Massey points to the facility’s 17 collaboration areas with soft seating and other features that “really look like your family room, your living room, the places that you’ve spent the last 18 to 24 months during the pandemic trying to do your work.” They all support the company’s belief that “our innovation, our creativity, our science discoveries come from collaboration” she said, both internally and with its partners in the industry.
“You need a space to do that,” said Massey, Gilead’s vice president for global medical strategic operations. “You can’t do all of that over the communication channels that we had designed for remote working during the pandemic. So when Gilead selected this space, they took particular care to really think about: What will post-pandemic collaboration look like and what will facilitate the most effective innovation and discovery, especially in the cancer community that we’re focused on in New Jersey?”
SLIDESHOW: Gilead Sciences’ new East Coast hub
Gilead — which made news at the height of the COVID-19 pandemic for its antiviral drug remdesivir — focuses on preventing and treating life-threatening diseases, including HIV, viral hepatitis and cancer, boasting more than three decades of history. The company planted a flag in New Jersey in 2020 when it acquired Morris Plains-based Immunomedics, with plans to create an East Coast hub in the state as part of a major expansion.
Its plans at Latitude became public in spring 2022 after it signed a lease with Vision Real Estate Partners and Rubenstein Partners LP, which spearheaded a sweeping overhaul of the two-building, 700,000-square-foot property on Interpace Parkway, in a deal brokered by Newmark’s David Simson and Todd Ward. The space now represents one of Gilead’s largest investments in a physical U.S. site outside of its California headquarters and manufacturing facilities, as it aims to tap into New Jersey’s rich pool of talent in oncology and other health care fields.
According to the company, the space is designed to accommodate more than 400 seats, with 32 hoteling and 150 focus or collaboration rooms for a workforce that spans corporate affairs, medical affairs, regulatory affairs, operations, engineering, quality, supply chain, commercial and general administrative functions.

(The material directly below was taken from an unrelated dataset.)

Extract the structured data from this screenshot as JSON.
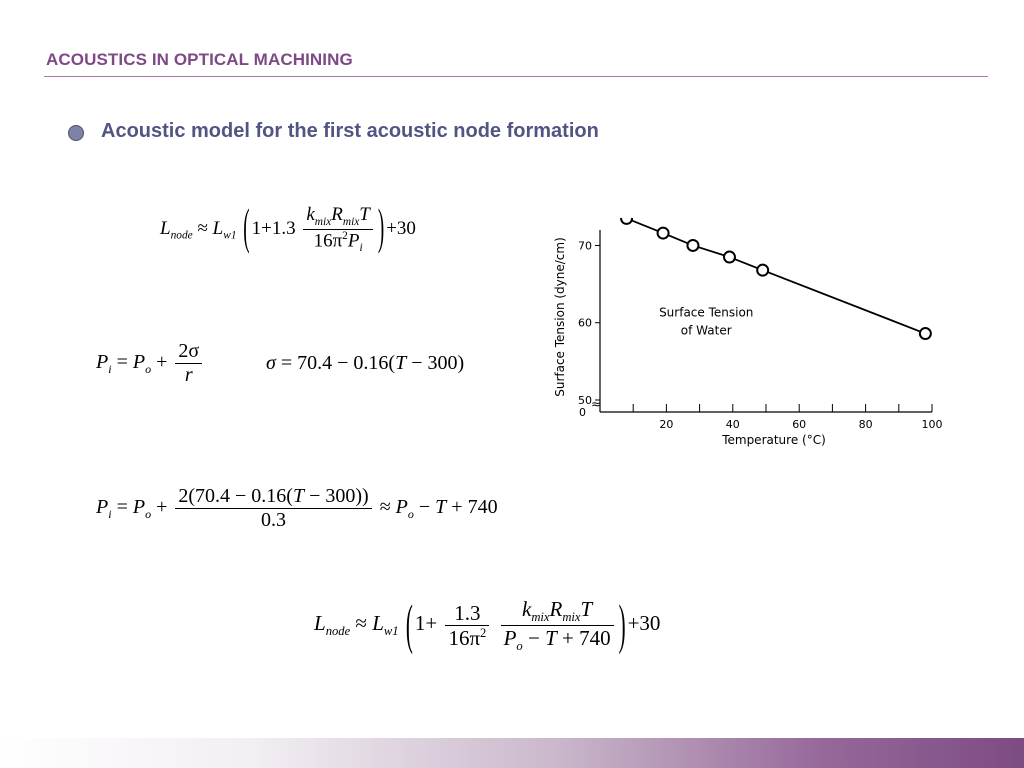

The drug maker, meantime, has three designated collaboration days in the middle of the week that allow team members to convene with their colleagues, while still providing flexibility for travel or other commitments.
In the process, employees get to enjoy amenities at one of the state’s most distinctive office properties, which includes multiple dining options, fitness areas and a host of other common spaces inspired by U.S. cities — from New York to Denver to Los Angeles — with a theme that channels the straight line, east-to-west layout of Latitude’s two mirror-image buildings.

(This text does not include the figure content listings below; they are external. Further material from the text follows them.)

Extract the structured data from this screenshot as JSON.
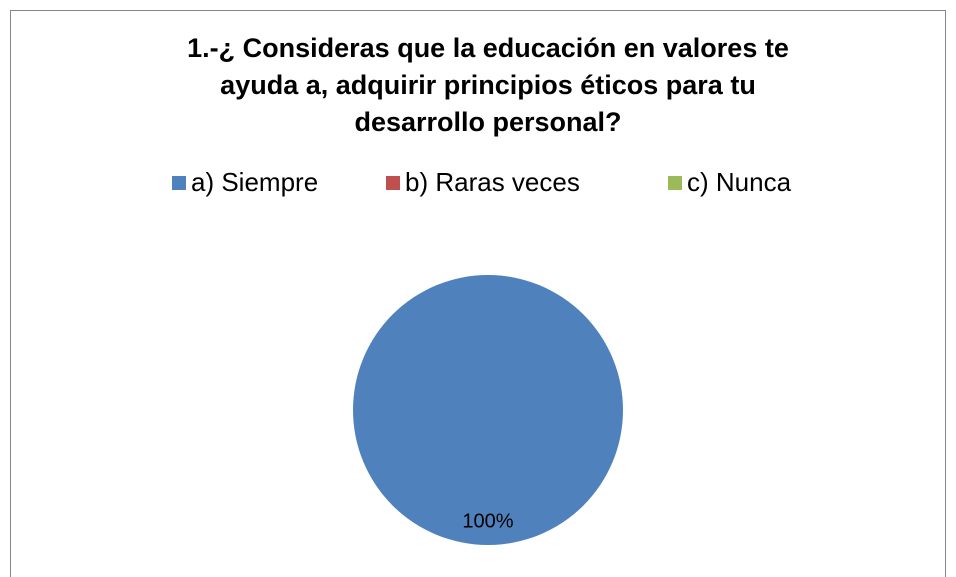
{
  "chart_data": {
    "type": "pie",
    "title": [
      "1.-¿ Consideras que la educación en valores te",
      "ayuda a, adquirir principios éticos para tu",
      "desarrollo personal?"
    ],
    "categories": [
      "a) Siempre",
      "b) Raras veces",
      "c) Nunca"
    ],
    "values": [
      100,
      0,
      0
    ],
    "value_labels": [
      "100%",
      null,
      null
    ],
    "colors": [
      "#4f81bd",
      "#c0504d",
      "#9bbb59"
    ],
    "legend": "top"
  }
}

“The pickleball court has been a big hit,” Massey said.
Internally, Gilead’s other spaces include a library, a well-being room and an interfaith room, as wells as a community hub and a host of individual workstations. It also carries on a tradition from Immunomedics, whereby each conference room is named after a person whose life has been impacted by a Gilead medicine.
“We also wanted to provide that piece of inspiration to come to work,” Massey said. “Remember what we’re here for: We’re here for the patients that we’re all trying to serve (and) to work with your colleagues in a comfortable setting to get that done. And that’s really how we’ve made the transition easier.”